Daniel Drew, an engineering student at the University of California, Berkeley, found himself inspired to study miniature robots from the science fiction he devoured as a child.
Miniature robots inspired by insects could someday be used to search confined spaces for survivors after a disaster, monitor air quality and even fill in as pollinators for real-life insects that have been wiped out of an area.
"Imagine a world where we could tap into the sensory input of every single insect on Earth," Drew said. "That's the kind of high-resolution data we can get."
But as well as these bioinspired prototypes seemed likely to work, Drew said, they ran into a problem that their real-life inspirations didn't face—energy. Unlike an insect, a miniature robot needs a source of power, and that usually means a battery of some kind. But batteries can only get so small, and putting a larger, more powerful battery on a microrobot means the entire robot needs to get larger, defeating the purpose.
Drew said his adviser, however, thought a vintage solution might solve this modern dilemma—ion thrusters. Dating back to the experiments of rocket pioneer Robert Goddard, these engines exploit the simple electrostatic effect familiar to most people who’ve pulled socks stuck together out of the dryer. In essence, ion propulsion works by shooting an electron into a chamber filled with a gas of some kind.

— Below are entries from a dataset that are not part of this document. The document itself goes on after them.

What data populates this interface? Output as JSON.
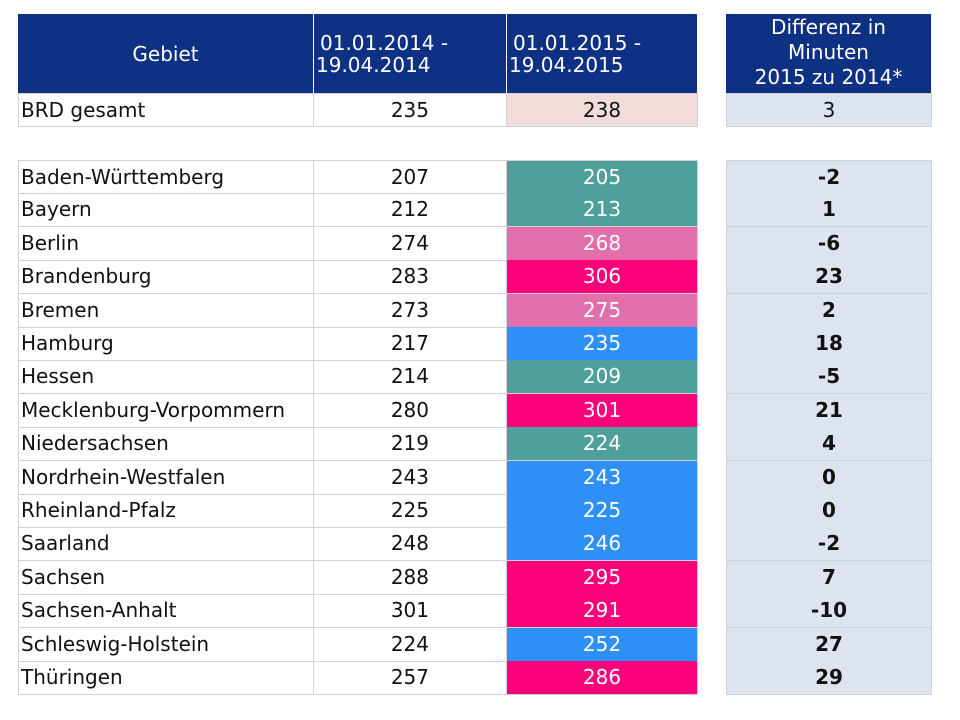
{
  "header": {
    "gebiet": "Gebiet",
    "period_2014": [
      "01.01.2014 -",
      "19.04.2014"
    ],
    "period_2015": [
      "01.01.2015 -",
      "19.04.2015"
    ],
    "diff": [
      "Differenz in",
      "Minuten",
      "2015 zu 2014*"
    ]
  },
  "total": {
    "name": "BRD gesamt",
    "v2014": "235",
    "v2015": "238",
    "diff": "3",
    "color": "#f2dcdb"
  },
  "colors": {
    "teal": "#4f9f9a",
    "pink": "#e26fad",
    "magenta": "#fe0079",
    "blue": "#2e8ff7",
    "diff_bg": "#dde4ef",
    "header_bg": "#0f3183"
  },
  "rows": [
    {
      "name": "Baden-Württemberg",
      "v2014": "207",
      "v2015": "205",
      "diff": "-2",
      "color": "#4f9f9a"
    },
    {
      "name": "Bayern",
      "v2014": "212",
      "v2015": "213",
      "diff": "1",
      "color": "#4f9f9a"
    },
    {
      "name": "Berlin",
      "v2014": "274",
      "v2015": "268",
      "diff": "-6",
      "color": "#e26fad"
    },
    {
      "name": "Brandenburg",
      "v2014": "283",
      "v2015": "306",
      "diff": "23",
      "color": "#fe0079"
    },
    {
      "name": "Bremen",
      "v2014": "273",
      "v2015": "275",
      "diff": "2",
      "color": "#e26fad"
    },
    {
      "name": "Hamburg",
      "v2014": "217",
      "v2015": "235",
      "diff": "18",
      "color": "#2e8ff7"
    },
    {
      "name": "Hessen",
      "v2014": "214",
      "v2015": "209",
      "diff": "-5",
      "color": "#4f9f9a"
    },
    {
      "name": "Mecklenburg-Vorpommern",
      "v2014": "280",
      "v2015": "301",
      "diff": "21",
      "color": "#fe0079"
    },
    {
      "name": "Niedersachsen",
      "v2014": "219",
      "v2015": "224",
      "diff": "4",
      "color": "#4f9f9a"
    },
    {
      "name": "Nordrhein-Westfalen",
      "v2014": "243",
      "v2015": "243",
      "diff": "0",
      "color": "#2e8ff7"
    },
    {
      "name": "Rheinland-Pfalz",
      "v2014": "225",
      "v2015": "225",
      "diff": "0",
      "color": "#2e8ff7"
    },
    {
      "name": "Saarland",
      "v2014": "248",
      "v2015": "246",
      "diff": "-2",
      "color": "#2e8ff7"
    },
    {
      "name": "Sachsen",
      "v2014": "288",
      "v2015": "295",
      "diff": "7",
      "color": "#fe0079"
    },
    {
      "name": "Sachsen-Anhalt",
      "v2014": "301",
      "v2015": "291",
      "diff": "-10",
      "color": "#fe0079"
    },
    {
      "name": "Schleswig-Holstein",
      "v2014": "224",
      "v2015": "252",
      "diff": "27",
      "color": "#2e8ff7"
    },
    {
      "name": "Thüringen",
      "v2014": "257",
      "v2015": "286",
      "diff": "29",
      "color": "#fe0079"
    }
  ]
}
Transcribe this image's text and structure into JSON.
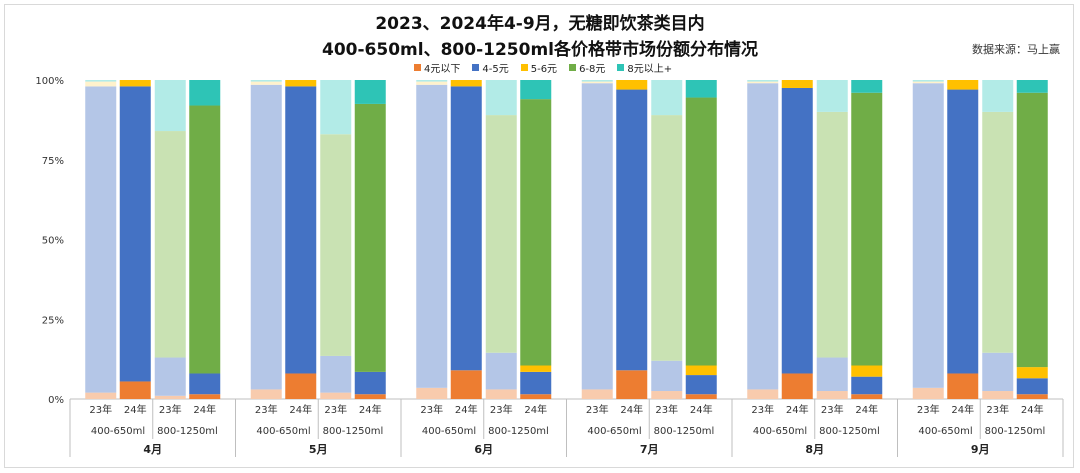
{
  "chart_data": {
    "type": "bar",
    "stacked": true,
    "normalized": true,
    "title": "2023、2024年4-9月，无糖即饮茶类目内",
    "subtitle": "400-650ml、800-1250ml各价格带市场份额分布情况",
    "source": "数据来源：马上赢",
    "legend_position": "top-center",
    "yticks": [
      "0%",
      "25%",
      "50%",
      "75%",
      "100%"
    ],
    "ylim": [
      0,
      100
    ],
    "series": [
      {
        "name": "4元以下",
        "color": "#ED7D31"
      },
      {
        "name": "4-5元",
        "color": "#4472C4"
      },
      {
        "name": "5-6元",
        "color": "#FFC000"
      },
      {
        "name": "6-8元",
        "color": "#70AD47"
      },
      {
        "name": "8元以上+",
        "color": "#2EC4B6"
      }
    ],
    "faded_colors": [
      "#F8CBAD",
      "#B4C6E7",
      "#FFF2CC",
      "#C9E2B3",
      "#B2EBE7"
    ],
    "groups": [
      {
        "month": "4月",
        "bars": [
          {
            "year": "23年",
            "size": "400-650ml",
            "faded": true,
            "values": [
              2,
              96,
              1.5,
              0,
              0.5
            ]
          },
          {
            "year": "24年",
            "size": "400-650ml",
            "faded": false,
            "values": [
              5.5,
              92.5,
              2,
              0,
              0
            ]
          },
          {
            "year": "23年",
            "size": "800-1250ml",
            "faded": true,
            "values": [
              1,
              12,
              0,
              71,
              16
            ]
          },
          {
            "year": "24年",
            "size": "800-1250ml",
            "faded": false,
            "values": [
              1.5,
              6.5,
              0,
              84,
              8
            ]
          }
        ]
      },
      {
        "month": "5月",
        "bars": [
          {
            "year": "23年",
            "size": "400-650ml",
            "faded": true,
            "values": [
              3,
              95.5,
              1,
              0,
              0.5
            ]
          },
          {
            "year": "24年",
            "size": "400-650ml",
            "faded": false,
            "values": [
              8,
              90,
              2,
              0,
              0
            ]
          },
          {
            "year": "23年",
            "size": "800-1250ml",
            "faded": true,
            "values": [
              2,
              11.5,
              0,
              69.5,
              17
            ]
          },
          {
            "year": "24年",
            "size": "800-1250ml",
            "faded": false,
            "values": [
              1.5,
              7,
              0,
              84,
              7.5
            ]
          }
        ]
      },
      {
        "month": "6月",
        "bars": [
          {
            "year": "23年",
            "size": "400-650ml",
            "faded": true,
            "values": [
              3.5,
              95,
              1,
              0,
              0.5
            ]
          },
          {
            "year": "24年",
            "size": "400-650ml",
            "faded": false,
            "values": [
              9,
              89,
              2,
              0,
              0
            ]
          },
          {
            "year": "23年",
            "size": "800-1250ml",
            "faded": true,
            "values": [
              3,
              11.5,
              0,
              74.5,
              11
            ]
          },
          {
            "year": "24年",
            "size": "800-1250ml",
            "faded": false,
            "values": [
              1.5,
              7,
              2,
              83.5,
              6
            ]
          }
        ]
      },
      {
        "month": "7月",
        "bars": [
          {
            "year": "23年",
            "size": "400-650ml",
            "faded": true,
            "values": [
              3,
              96,
              0.5,
              0,
              0.5
            ]
          },
          {
            "year": "24年",
            "size": "400-650ml",
            "faded": false,
            "values": [
              9,
              88,
              3,
              0,
              0
            ]
          },
          {
            "year": "23年",
            "size": "800-1250ml",
            "faded": true,
            "values": [
              2.5,
              9.5,
              0,
              77,
              11
            ]
          },
          {
            "year": "24年",
            "size": "800-1250ml",
            "faded": false,
            "values": [
              1.5,
              6,
              3,
              84,
              5.5
            ]
          }
        ]
      },
      {
        "month": "8月",
        "bars": [
          {
            "year": "23年",
            "size": "400-650ml",
            "faded": true,
            "values": [
              3,
              96,
              0.5,
              0,
              0.5
            ]
          },
          {
            "year": "24年",
            "size": "400-650ml",
            "faded": false,
            "values": [
              8,
              89.5,
              2.5,
              0,
              0
            ]
          },
          {
            "year": "23年",
            "size": "800-1250ml",
            "faded": true,
            "values": [
              2.5,
              10.5,
              0,
              77,
              10
            ]
          },
          {
            "year": "24年",
            "size": "800-1250ml",
            "faded": false,
            "values": [
              1.5,
              5.5,
              3.5,
              85.5,
              4
            ]
          }
        ]
      },
      {
        "month": "9月",
        "bars": [
          {
            "year": "23年",
            "size": "400-650ml",
            "faded": true,
            "values": [
              3.5,
              95.5,
              0.5,
              0,
              0.5
            ]
          },
          {
            "year": "24年",
            "size": "400-650ml",
            "faded": false,
            "values": [
              8,
              89,
              3,
              0,
              0
            ]
          },
          {
            "year": "23年",
            "size": "800-1250ml",
            "faded": true,
            "values": [
              2.5,
              12,
              0,
              75.5,
              10
            ]
          },
          {
            "year": "24年",
            "size": "800-1250ml",
            "faded": false,
            "values": [
              1.5,
              5,
              3.5,
              86,
              4
            ]
          }
        ]
      }
    ]
  }
}
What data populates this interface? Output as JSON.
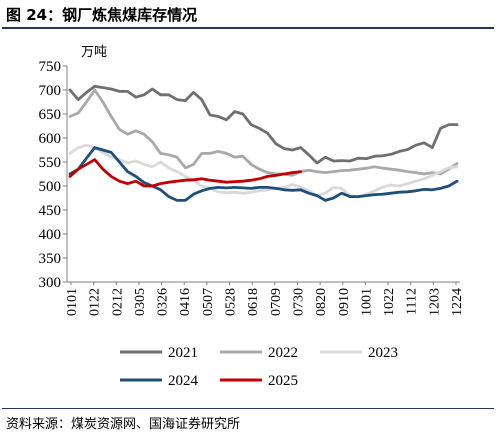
{
  "title": "图 24：钢厂炼焦煤库存情况",
  "source": "资料来源：煤炭资源网、国海证券研究所",
  "chart_data": {
    "type": "line",
    "title": "图 24：钢厂炼焦煤库存情况",
    "unit_label": "万吨",
    "ylim": [
      300,
      750
    ],
    "yticks": [
      300,
      350,
      400,
      450,
      500,
      550,
      600,
      650,
      700,
      750
    ],
    "xlabels": [
      "0101",
      "0122",
      "0212",
      "0305",
      "0326",
      "0416",
      "0507",
      "0528",
      "0618",
      "0709",
      "0730",
      "0820",
      "0910",
      "1001",
      "1022",
      "1112",
      "1203",
      "1224"
    ],
    "legend_position": "bottom",
    "grid": false,
    "series": [
      {
        "name": "2021",
        "color": "#6f6f6f",
        "points": [
          [
            0,
            700
          ],
          [
            1,
            680
          ],
          [
            2,
            695
          ],
          [
            3,
            708
          ],
          [
            4,
            705
          ],
          [
            5,
            702
          ],
          [
            6,
            697
          ],
          [
            7,
            697
          ],
          [
            8,
            685
          ],
          [
            9,
            690
          ],
          [
            10,
            702
          ],
          [
            11,
            690
          ],
          [
            12,
            690
          ],
          [
            13,
            680
          ],
          [
            14,
            678
          ],
          [
            15,
            695
          ],
          [
            16,
            680
          ],
          [
            17,
            648
          ],
          [
            18,
            645
          ],
          [
            19,
            638
          ],
          [
            20,
            655
          ],
          [
            21,
            650
          ],
          [
            22,
            628
          ],
          [
            23,
            620
          ],
          [
            24,
            610
          ],
          [
            25,
            588
          ],
          [
            26,
            578
          ],
          [
            27,
            575
          ],
          [
            28,
            580
          ],
          [
            29,
            565
          ],
          [
            30,
            548
          ],
          [
            31,
            560
          ],
          [
            32,
            552
          ],
          [
            33,
            553
          ],
          [
            34,
            552
          ],
          [
            35,
            558
          ],
          [
            36,
            557
          ],
          [
            37,
            562
          ],
          [
            38,
            563
          ],
          [
            39,
            566
          ],
          [
            40,
            572
          ],
          [
            41,
            576
          ],
          [
            42,
            585
          ],
          [
            43,
            590
          ],
          [
            44,
            580
          ],
          [
            45,
            620
          ],
          [
            46,
            628
          ],
          [
            47,
            628
          ]
        ]
      },
      {
        "name": "2022",
        "color": "#a9a9a9",
        "points": [
          [
            0,
            645
          ],
          [
            1,
            652
          ],
          [
            2,
            675
          ],
          [
            3,
            700
          ],
          [
            4,
            675
          ],
          [
            5,
            645
          ],
          [
            6,
            618
          ],
          [
            7,
            608
          ],
          [
            8,
            615
          ],
          [
            9,
            608
          ],
          [
            10,
            592
          ],
          [
            11,
            568
          ],
          [
            12,
            565
          ],
          [
            13,
            560
          ],
          [
            14,
            538
          ],
          [
            15,
            545
          ],
          [
            16,
            568
          ],
          [
            17,
            568
          ],
          [
            18,
            572
          ],
          [
            19,
            568
          ],
          [
            20,
            560
          ],
          [
            21,
            562
          ],
          [
            22,
            545
          ],
          [
            23,
            535
          ],
          [
            24,
            528
          ],
          [
            25,
            525
          ],
          [
            26,
            525
          ],
          [
            27,
            522
          ],
          [
            28,
            530
          ],
          [
            29,
            533
          ],
          [
            30,
            530
          ],
          [
            31,
            528
          ],
          [
            32,
            530
          ],
          [
            33,
            532
          ],
          [
            34,
            533
          ],
          [
            35,
            535
          ],
          [
            36,
            537
          ],
          [
            37,
            540
          ],
          [
            38,
            537
          ],
          [
            39,
            535
          ],
          [
            40,
            533
          ],
          [
            41,
            530
          ],
          [
            42,
            528
          ],
          [
            43,
            525
          ],
          [
            44,
            528
          ],
          [
            45,
            525
          ],
          [
            46,
            535
          ],
          [
            47,
            547
          ]
        ]
      },
      {
        "name": "2023",
        "color": "#d9d9d9",
        "points": [
          [
            0,
            568
          ],
          [
            1,
            580
          ],
          [
            2,
            585
          ],
          [
            3,
            580
          ],
          [
            4,
            570
          ],
          [
            5,
            560
          ],
          [
            6,
            555
          ],
          [
            7,
            548
          ],
          [
            8,
            552
          ],
          [
            9,
            545
          ],
          [
            10,
            540
          ],
          [
            11,
            550
          ],
          [
            12,
            538
          ],
          [
            13,
            530
          ],
          [
            14,
            520
          ],
          [
            15,
            512
          ],
          [
            16,
            500
          ],
          [
            17,
            495
          ],
          [
            18,
            488
          ],
          [
            19,
            486
          ],
          [
            20,
            487
          ],
          [
            21,
            485
          ],
          [
            22,
            487
          ],
          [
            23,
            490
          ],
          [
            24,
            492
          ],
          [
            25,
            495
          ],
          [
            26,
            497
          ],
          [
            27,
            503
          ],
          [
            28,
            498
          ],
          [
            29,
            490
          ],
          [
            30,
            480
          ],
          [
            31,
            485
          ],
          [
            32,
            497
          ],
          [
            33,
            495
          ],
          [
            34,
            480
          ],
          [
            35,
            477
          ],
          [
            36,
            483
          ],
          [
            37,
            490
          ],
          [
            38,
            498
          ],
          [
            39,
            502
          ],
          [
            40,
            500
          ],
          [
            41,
            505
          ],
          [
            42,
            510
          ],
          [
            43,
            515
          ],
          [
            44,
            522
          ],
          [
            45,
            530
          ],
          [
            46,
            538
          ],
          [
            47,
            540
          ]
        ]
      },
      {
        "name": "2024",
        "color": "#1f4e79",
        "points": [
          [
            0,
            525
          ],
          [
            1,
            535
          ],
          [
            2,
            558
          ],
          [
            3,
            580
          ],
          [
            4,
            575
          ],
          [
            5,
            570
          ],
          [
            6,
            550
          ],
          [
            7,
            530
          ],
          [
            8,
            520
          ],
          [
            9,
            507
          ],
          [
            10,
            500
          ],
          [
            11,
            492
          ],
          [
            12,
            478
          ],
          [
            13,
            470
          ],
          [
            14,
            470
          ],
          [
            15,
            483
          ],
          [
            16,
            490
          ],
          [
            17,
            495
          ],
          [
            18,
            497
          ],
          [
            19,
            496
          ],
          [
            20,
            497
          ],
          [
            21,
            496
          ],
          [
            22,
            495
          ],
          [
            23,
            497
          ],
          [
            24,
            497
          ],
          [
            25,
            495
          ],
          [
            26,
            492
          ],
          [
            27,
            491
          ],
          [
            28,
            492
          ],
          [
            29,
            485
          ],
          [
            30,
            480
          ],
          [
            31,
            470
          ],
          [
            32,
            475
          ],
          [
            33,
            485
          ],
          [
            34,
            478
          ],
          [
            35,
            478
          ],
          [
            36,
            480
          ],
          [
            37,
            482
          ],
          [
            38,
            483
          ],
          [
            39,
            485
          ],
          [
            40,
            487
          ],
          [
            41,
            488
          ],
          [
            42,
            490
          ],
          [
            43,
            493
          ],
          [
            44,
            492
          ],
          [
            45,
            495
          ],
          [
            46,
            500
          ],
          [
            47,
            510
          ]
        ]
      },
      {
        "name": "2025",
        "color": "#c00000",
        "points": [
          [
            0,
            520
          ],
          [
            1,
            535
          ],
          [
            2,
            545
          ],
          [
            3,
            555
          ],
          [
            4,
            535
          ],
          [
            5,
            520
          ],
          [
            6,
            510
          ],
          [
            7,
            505
          ],
          [
            8,
            510
          ],
          [
            9,
            500
          ],
          [
            10,
            500
          ],
          [
            11,
            505
          ],
          [
            12,
            508
          ],
          [
            13,
            510
          ],
          [
            14,
            512
          ],
          [
            15,
            513
          ],
          [
            16,
            515
          ],
          [
            17,
            512
          ],
          [
            18,
            510
          ],
          [
            19,
            508
          ],
          [
            20,
            509
          ],
          [
            21,
            510
          ],
          [
            22,
            512
          ],
          [
            23,
            515
          ],
          [
            24,
            520
          ],
          [
            25,
            522
          ],
          [
            26,
            525
          ],
          [
            27,
            528
          ],
          [
            28,
            530
          ]
        ]
      }
    ]
  }
}
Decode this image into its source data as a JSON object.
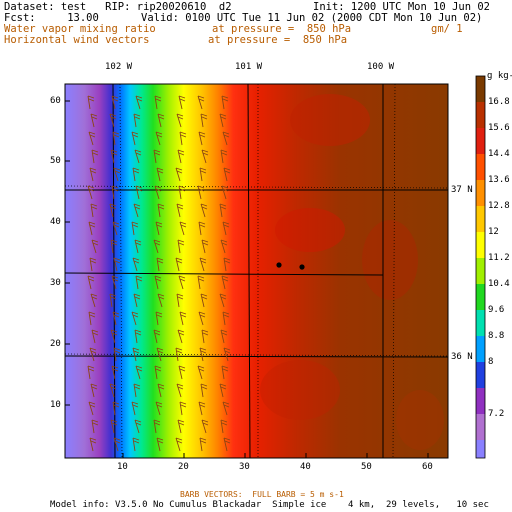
{
  "header": {
    "dataset": "Dataset: test   RIP: rip20020610  d2",
    "init": "Init: 1200 UTC Mon 10 Jun 02",
    "fcst": "Fcst:     13.00",
    "valid": "Valid: 0100 UTC Tue 11 Jun 02 (2000 CDT Mon 10 Jun 02)",
    "field1_name": "Water vapor mixing ratio",
    "field1_level": "at pressure =  850 hPa",
    "field1_units": "gm/ 1",
    "field2_name": "Horizontal wind vectors",
    "field2_level": "at pressure =  850 hPa"
  },
  "map": {
    "longitude_labels": [
      "102 W",
      "101 W",
      "100 W"
    ],
    "latitude_labels": [
      "37 N",
      "36 N"
    ],
    "x_ticks": [
      "10",
      "20",
      "30",
      "40",
      "50",
      "60"
    ],
    "y_ticks": [
      "60",
      "50",
      "40",
      "30",
      "20",
      "10"
    ],
    "stations": 2
  },
  "colorbar": {
    "units": "g kg-1",
    "labels": [
      "16.8",
      "15.6",
      "14.4",
      "13.6",
      "12.8",
      "12",
      "11.2",
      "10.4",
      "9.6",
      "8.8",
      "8",
      "7.2"
    ]
  },
  "footer": {
    "barb_label": "BARB VECTORS:  FULL BARB = 5 m s-1",
    "model_info": "Model info: V3.5.0 No Cumulus Blackadar  Simple ice    4 km,  29 levels,   10 sec"
  },
  "colors": {
    "text_orange": "#b85c00",
    "barb": "#8b4513",
    "moist_max": "#7a3a00",
    "dry_min": "#8080ff"
  }
}
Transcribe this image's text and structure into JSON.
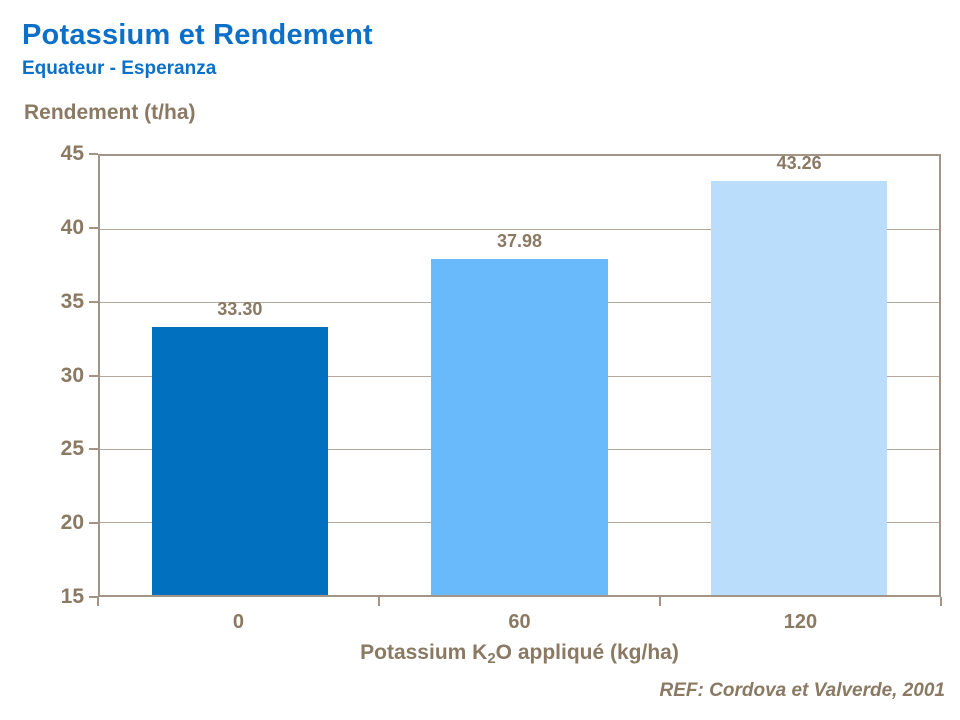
{
  "header": {
    "title": "Potassium et Rendement",
    "subtitle": "Equateur - Esperanza"
  },
  "footer": {
    "reference": "REF: Cordova et Valverde, 2001"
  },
  "colors": {
    "title_blue": "#0C70C8",
    "text_brown": "#8A7963",
    "axis_frame": "#A39486",
    "gridline": "#B3A89B"
  },
  "chart_data": {
    "type": "bar",
    "title": "Potassium et Rendement",
    "subtitle": "Equateur - Esperanza",
    "categories": [
      "0",
      "60",
      "120"
    ],
    "values": [
      33.3,
      37.98,
      43.26
    ],
    "value_labels": [
      "33.30",
      "37.98",
      "43.26"
    ],
    "xlabel": "Potassium K2O appliqué (kg/ha)",
    "xlabel_parts": {
      "prefix": "Potassium K",
      "sub": "2",
      "suffix": "O appliqué (kg/ha)"
    },
    "ylabel": "Rendement (t/ha)",
    "ylim": [
      15,
      45
    ],
    "ytick_step": 5,
    "grid": true,
    "legend": "none",
    "bar_colors": [
      "#0070BF",
      "#68BAFB",
      "#BADDFC"
    ]
  }
}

When it hits an atom of the gas, that electron knocks an electron off the atom, making it positively charged. A negatively charged grid near the end of the chamber then draws that atom out of the thruster. The force of that atom flying out the thruster propels its craft forward.
That force is as small as an atom, however, and ion thrusters pale compared to the power of fuel or battery powered engines. Attempts to scale up ion thrusters to make them like the engines in Star Wars or even work with hoverboards have been unsuccessful because of how weak the force is. Ion engines have been relegated to the vacuum of space, where satellites using them face no resistance from air and efficiency matters more than speed.
But Drew realized that for all their faults on the macroscale, ion thrusters could work wonders on the microscale.
He designed small-scale versions of ion thrusters, and began working to integrate them into miniature robots. These "ionocraft" are roughly half an inch square, and fly via a tether. Future versions might use tiny on-board batteries to get up to 10 minutes of flight, and Drew hopes to see them become even more efficient. He demonstrated one of his robots at a conference last month in Montreal, Canada. Currently, the craft can’t be steered, but Drew and his team are able to control its altitude, making it akin to a basic quadcopter with its four engines, he says. With its lack of moving parts and silent propulsion, Drew says that onlookers have described the ionocraft as “spooky” and “like a UFO.”
Drew is now working to improve the thrust on his microrobots to make them move faster and more powerfully, as well as thinking about how these ionocraft will be steered one day and even how humans will interact with them psychologically as these devices start to enter everyday life. He envisions VR simulations that would pair humans with a swarm of these microrobots that one could encounter.
"Microrobotics is such a young field," Drew said. "You have to push on every aspect of it to make progress."
An earlier version of this article incorrectly stated that the ionocraft fly via battery. Currently, the craft are tethered to a power source, but future versions may use battery power. Smithsonian.com regrets the error.